One word of warning: The films listed below contain spoilers, so caution during reading is required.

Monday, October 21, 2013

100 Years of Horror (1996)

"I'm Christopher Lee. Join me for 100 Years of Horror!."
-Christopher Lee.

Anyone who went to the movies in 1996 may recall a promo which had a guy taking on various guises and giving patrons the usual rules of being in the theater (such as no smoking or no talking during the film), while pointing out that the cinema was a century old. That same year also saw the release of a documentary which is appropriate viewing for this time of year, and which, yes, is hosted by this site's favorite actor. This multi-part opus discusses many types of stories within the horror genre, going from the silent era to the present day.

Sir Christopher even brings wit at various points of his hosting, such as when he seemingly vanishes in the segment on sorcerers. I also enjoyed his thoughts on playing the title role in The Mummy (1959). He even mentions his role in The Man With the Golden Gun. Among the other segments are ones devoted entirely to Boris Karloff and Bela Lugosi. But other actors, including Lee's peers Peter Cushing and Vincent Price, are also referenced.

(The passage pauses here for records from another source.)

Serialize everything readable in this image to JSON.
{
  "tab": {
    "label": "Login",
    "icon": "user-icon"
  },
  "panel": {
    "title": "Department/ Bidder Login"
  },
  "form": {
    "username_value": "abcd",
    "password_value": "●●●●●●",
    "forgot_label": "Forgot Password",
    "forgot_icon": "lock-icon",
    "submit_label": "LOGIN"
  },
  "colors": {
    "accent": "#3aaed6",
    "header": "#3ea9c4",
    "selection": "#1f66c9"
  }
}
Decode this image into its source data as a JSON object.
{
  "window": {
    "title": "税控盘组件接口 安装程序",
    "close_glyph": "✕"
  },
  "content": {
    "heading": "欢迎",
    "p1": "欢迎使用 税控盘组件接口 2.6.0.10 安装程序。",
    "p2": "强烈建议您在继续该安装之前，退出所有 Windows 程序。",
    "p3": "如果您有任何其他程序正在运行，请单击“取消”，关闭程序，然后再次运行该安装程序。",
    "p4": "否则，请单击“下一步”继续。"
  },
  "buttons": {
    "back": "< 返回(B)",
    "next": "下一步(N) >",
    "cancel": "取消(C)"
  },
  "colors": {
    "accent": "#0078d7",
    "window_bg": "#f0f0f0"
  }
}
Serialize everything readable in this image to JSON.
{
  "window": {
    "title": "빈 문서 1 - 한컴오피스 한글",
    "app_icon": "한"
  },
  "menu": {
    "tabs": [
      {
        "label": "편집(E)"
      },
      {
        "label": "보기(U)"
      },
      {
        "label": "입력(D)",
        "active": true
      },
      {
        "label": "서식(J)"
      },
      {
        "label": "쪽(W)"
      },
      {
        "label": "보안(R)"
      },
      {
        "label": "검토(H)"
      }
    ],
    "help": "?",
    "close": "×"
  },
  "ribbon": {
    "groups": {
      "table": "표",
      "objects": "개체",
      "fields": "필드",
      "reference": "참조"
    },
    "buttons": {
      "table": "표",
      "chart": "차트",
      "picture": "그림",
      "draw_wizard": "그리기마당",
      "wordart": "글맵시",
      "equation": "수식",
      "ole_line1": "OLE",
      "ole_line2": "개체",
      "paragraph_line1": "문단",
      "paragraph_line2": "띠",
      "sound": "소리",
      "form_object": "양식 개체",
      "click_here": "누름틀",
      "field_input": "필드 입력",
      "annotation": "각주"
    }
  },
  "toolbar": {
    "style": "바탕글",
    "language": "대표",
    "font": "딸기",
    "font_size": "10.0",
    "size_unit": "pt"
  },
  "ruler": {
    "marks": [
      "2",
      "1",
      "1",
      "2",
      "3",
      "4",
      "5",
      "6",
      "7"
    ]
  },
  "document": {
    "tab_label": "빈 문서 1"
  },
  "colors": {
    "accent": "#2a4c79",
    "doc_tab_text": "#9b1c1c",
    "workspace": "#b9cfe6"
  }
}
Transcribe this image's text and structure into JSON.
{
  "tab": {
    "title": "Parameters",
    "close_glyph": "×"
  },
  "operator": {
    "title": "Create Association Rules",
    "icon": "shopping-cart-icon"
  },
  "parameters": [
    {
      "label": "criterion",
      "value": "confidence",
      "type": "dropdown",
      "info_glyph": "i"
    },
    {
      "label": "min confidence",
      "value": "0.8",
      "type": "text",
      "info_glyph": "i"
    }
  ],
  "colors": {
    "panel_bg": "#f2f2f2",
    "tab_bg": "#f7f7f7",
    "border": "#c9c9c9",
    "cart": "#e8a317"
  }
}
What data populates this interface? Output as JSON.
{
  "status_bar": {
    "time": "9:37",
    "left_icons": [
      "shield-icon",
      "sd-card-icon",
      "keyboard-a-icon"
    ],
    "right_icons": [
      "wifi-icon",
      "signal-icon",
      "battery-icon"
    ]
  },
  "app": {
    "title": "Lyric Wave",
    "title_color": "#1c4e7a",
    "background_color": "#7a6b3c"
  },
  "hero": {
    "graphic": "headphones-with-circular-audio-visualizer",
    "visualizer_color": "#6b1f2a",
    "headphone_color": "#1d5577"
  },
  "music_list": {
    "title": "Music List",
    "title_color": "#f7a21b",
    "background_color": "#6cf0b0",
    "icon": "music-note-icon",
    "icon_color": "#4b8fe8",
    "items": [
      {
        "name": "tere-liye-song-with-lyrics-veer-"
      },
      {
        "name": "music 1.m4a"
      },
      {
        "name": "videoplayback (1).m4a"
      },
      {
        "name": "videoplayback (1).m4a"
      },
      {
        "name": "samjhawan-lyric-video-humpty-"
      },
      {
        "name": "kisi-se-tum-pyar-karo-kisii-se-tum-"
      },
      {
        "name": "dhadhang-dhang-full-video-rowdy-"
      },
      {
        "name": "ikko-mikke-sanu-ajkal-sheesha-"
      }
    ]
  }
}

One segment is, naturally, devoted to the slasher genre, which is often credited (or blamed on, depending on your point of view), Halloween (1978) and which was declared dead by some at the start of the 1990s. Interestingly, the end of 1996 would see the release of Scream, which basically brought the slasher genre back to theaters, with, sadly, the same results.

Some may be disappointed that classics such as Jaws (1975) and Phantasm (1979) are not mentioned (missing out on one or two things is a risk whenever trying to cover any topic, I suppose), but there is no denying that research and devotion went into this production.

Interestingly, this documentary is available in an abridged 1 hour, 40 minute version, and in its multi-part format. Happily, both are available on DVD, although I personally recommend the latter for the simple reason that it's longer and, thus, has more info.